A este discurso xenófobo y racista se añade un discurso simplista en política, al puro estilo Trump o Milei, y ya tenemos el coctel perfecto. Y en el caso de España pongan unas gotas de franquismo que, en algunas zonas, Madrid DF, es como una moda “que mola mazo”, y en Cataluña el idioma como signo de identidad -con los latinoamericanos como objetivo- acaban de aderezarlo. 

Por eso, me ha sorprendido -y muy gratamente- que los Obispos españoles hayan apoyado la Iniciativa Legislativa Popular que pretende legalizar a 500.000 inmigrantes, mano de obra que necesitamos en nuestra economía y que necesitamos integrar en derechos y deberes.
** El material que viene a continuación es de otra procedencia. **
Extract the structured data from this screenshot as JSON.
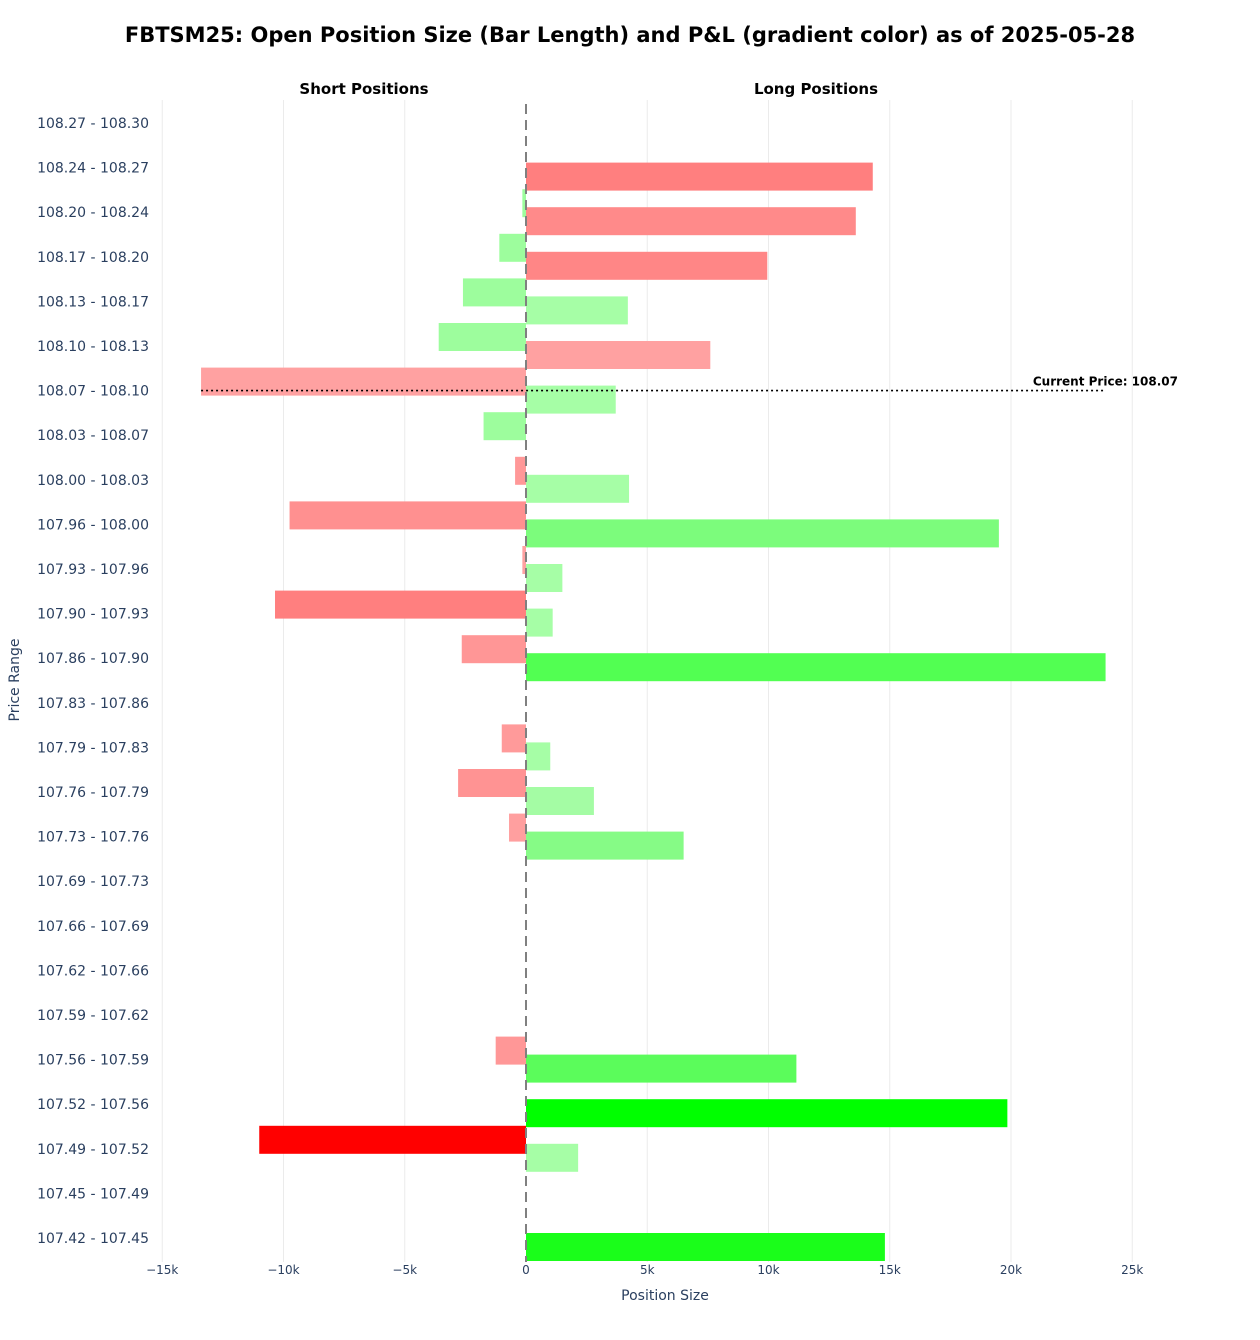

El golpe en la mesa de la jerarquía católica nos dice algunas cosas. Primero que no apuestan por ningún partido. Segundo, que no aceptan el marco ideológico de la extrema derecha que presenta al inmigrante como un peligro a nuestra cultura -los musulmanes- y a nuestras costumbres de convivencia -los latinos-.

Y tercero, interpela a la derecha que minimiza los riesgos de la extrema derecha, como el PP que tira de Vox para mantenerse en el poder, aceptando de forma borreguil sus postulados, o como Junts que siempre mantuvo unas posiciones maximalistas y excluyentes frente a los diferentes.

De hecho, me pareció muy oportuna la pregunta del ministro Ángel Victor Torres a cuenta de los menores de Canarias “¿El PP habría votado que no si los menores fueran blancos?” Me temo que si fueran rubios y con ojos claros no se hubiera opuesto. Eso se llama racismo.

Somos una sociedad diversa y plural. Somos una sociedad que necesita de otras gentes para salir adelante.

El nacionalismo excluyente -español y catalán- no puede seguir negando los derechos básicos a los diferentes cuando no nos fueron negados ni a españoles ni a catalanes cuando los inmigrantes éramos nosotros.

El problema es que la sociedad está yendo de cabeza a reincidir en el error. Un error que produjo horror y no hace tantos años.